European equities closed higher on Monday, lifted by gains at Deutsche Bank and pharmaceutical stocks, although weak Chinese data hurt commodity shares. The pan-European FTSEurofirst 300 index closed up 0.2 percent at 1,438.49 points, while the euro zone's bluechip Euro STOXX 50 index also rose 0.2 percent. Germany's DAX outperformed with a 0.6 percent rise, helped by a 3.7 percent gain at Deutsche Bank as investors welcomed Chief Executive John Cryan's plan to restructure the German bank and cull managers in a move aimed at cutting costs and putting past scandals behind it.
"The fresh start as far as personnel is concerned has been done. Now the bank needs to deliver substance," said Ingo Speich from Union Investment, one of Deutsche Bank's top 20 shareholders. Gains in pharmaceutical companies such as Novo Nordisk and Shire also propped up European stocks, with Novo Nordisk advancing 2.5 percent after a broker upgrade.
Yet even though European equities ended the day in positive territory, they closed below their earlier session highs due to the drop in commodity stocks, while weak results from Wall Street bank Morgan Stanley also impacted the market. Morgan Stanley reported a third-quarter profit that fell short of expectations, weighing on US shares. Weak data from China, the world's second-biggest economy, also knocked down mining and oil stocks.

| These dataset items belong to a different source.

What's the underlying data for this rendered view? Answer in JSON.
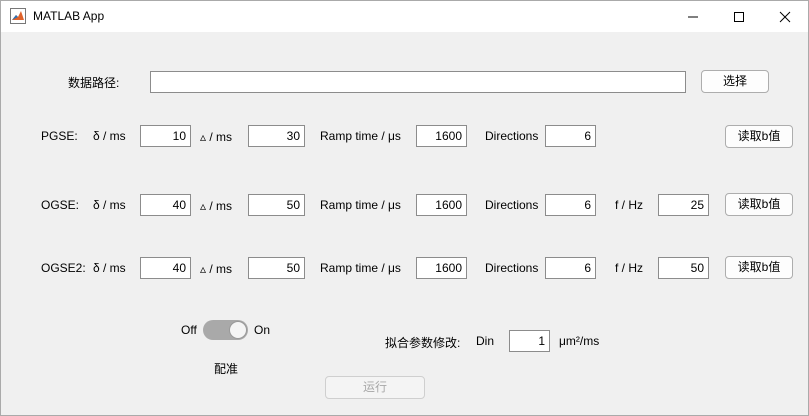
{
  "window": {
    "title": "MATLAB App",
    "minimize_icon": "minimize-icon",
    "maximize_icon": "maximize-icon",
    "close_icon": "close-icon"
  },
  "path_row": {
    "label": "数据路径:",
    "value": "",
    "select_button": "选择"
  },
  "pgse": {
    "label": "PGSE:",
    "delta_label": "δ / ms",
    "delta_value": "10",
    "Delta_label": "▵ / ms",
    "Delta_value": "30",
    "ramp_label": "Ramp time / μs",
    "ramp_value": "1600",
    "dir_label": "Directions",
    "dir_value": "6",
    "read_button": "读取b值"
  },
  "ogse": {
    "label": "OGSE:",
    "delta_label": "δ / ms",
    "delta_value": "40",
    "Delta_label": "▵ / ms",
    "Delta_value": "50",
    "ramp_label": "Ramp time / μs",
    "ramp_value": "1600",
    "dir_label": "Directions",
    "dir_value": "6",
    "f_label": "f / Hz",
    "f_value": "25",
    "read_button": "读取b值"
  },
  "ogse2": {
    "label": "OGSE2:",
    "delta_label": "δ / ms",
    "delta_value": "40",
    "Delta_label": "▵ / ms",
    "Delta_value": "50",
    "ramp_label": "Ramp time / μs",
    "ramp_value": "1600",
    "dir_label": "Directions",
    "dir_value": "6",
    "f_label": "f / Hz",
    "f_value": "50",
    "read_button": "读取b值"
  },
  "registration": {
    "off_label": "Off",
    "on_label": "On",
    "state": "on",
    "caption": "配准"
  },
  "fit": {
    "label": "拟合参数修改:",
    "din_label": "Din",
    "din_value": "1",
    "unit": "μm²/ms"
  },
  "run_button": "运行"
}
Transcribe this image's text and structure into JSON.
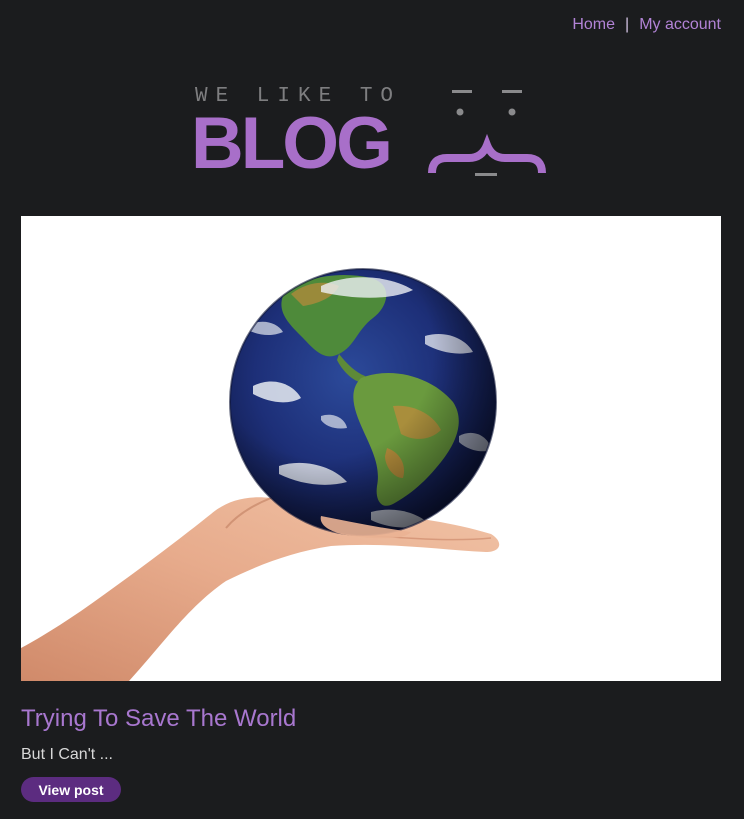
{
  "nav": {
    "home_label": "Home",
    "separator": "|",
    "account_label": "My account"
  },
  "logo": {
    "tagline": "WE LIKE TO",
    "wordmark": "BLOG",
    "icon": "curly-brace-face-icon",
    "colors": {
      "wordmark": "#a86fc9",
      "tagline": "#7e7e80"
    }
  },
  "post": {
    "image": "earth-globe-on-hand-image",
    "title": "Trying To Save The World",
    "summary": "But I Can't ...",
    "button_label": "View post"
  },
  "colors": {
    "background": "#1b1c1e",
    "accent": "#a877cf",
    "button": "#5c2c80"
  }
}
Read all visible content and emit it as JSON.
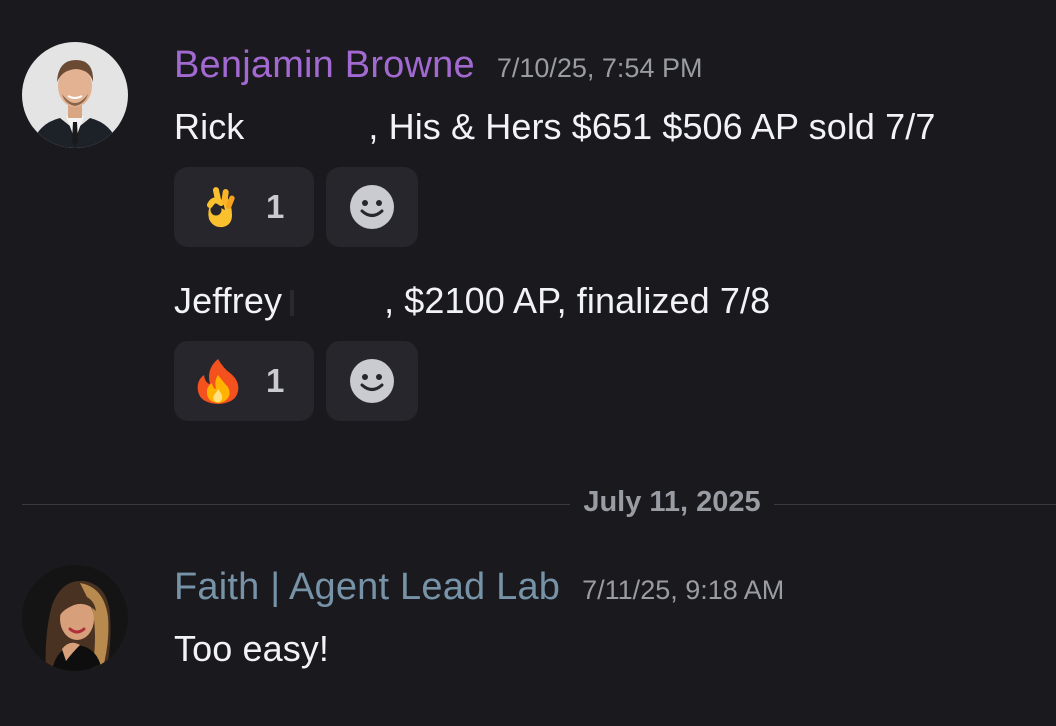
{
  "messages": [
    {
      "username": "Benjamin Browne",
      "timestamp": "7/10/25, 7:54 PM",
      "name_color": "#a26ad1",
      "avatar": "man-in-suit-photo",
      "lines": [
        {
          "text_before": "Rick",
          "text_after": ", His & Hers $651 $506 AP sold 7/7",
          "reactions": [
            {
              "emoji": "ok-hand-emoji",
              "count": "1"
            }
          ]
        },
        {
          "text_before": "Jeffrey",
          "text_after": ", $2100 AP, finalized 7/8",
          "reactions": [
            {
              "emoji": "fire-emoji",
              "count": "1"
            }
          ]
        }
      ]
    },
    {
      "username": "Faith | Agent Lead Lab",
      "timestamp": "7/11/25, 9:18 AM",
      "name_color": "#7793a8",
      "avatar": "woman-photo",
      "text": "Too easy!"
    }
  ],
  "date_divider": "July 11, 2025",
  "add_reaction_icon": "smiley-add-reaction-icon",
  "colors": {
    "background": "#1a191e",
    "reaction_bg": "#27262c",
    "timestamp": "#9a9ca3"
  }
}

"The Morgan Stanley numbers did not help, and the market is just a little disappointed that there were no immediate stimulus measures coming out of China," said Berkeley Futures' associate director Richard Griffiths. Data showed that China's economic growth dipped below 7 percent for the first time since the global financial crisis, hurt partly by cooling investment. Some analysts said the Chinese figures would put pressure on Beijing to cut interest rates further and to take other measures to stoke activity. The signs of a slowdown in China knocked back European stocks in the third quarter, with the DAX some 20 percent below a record high reached in April.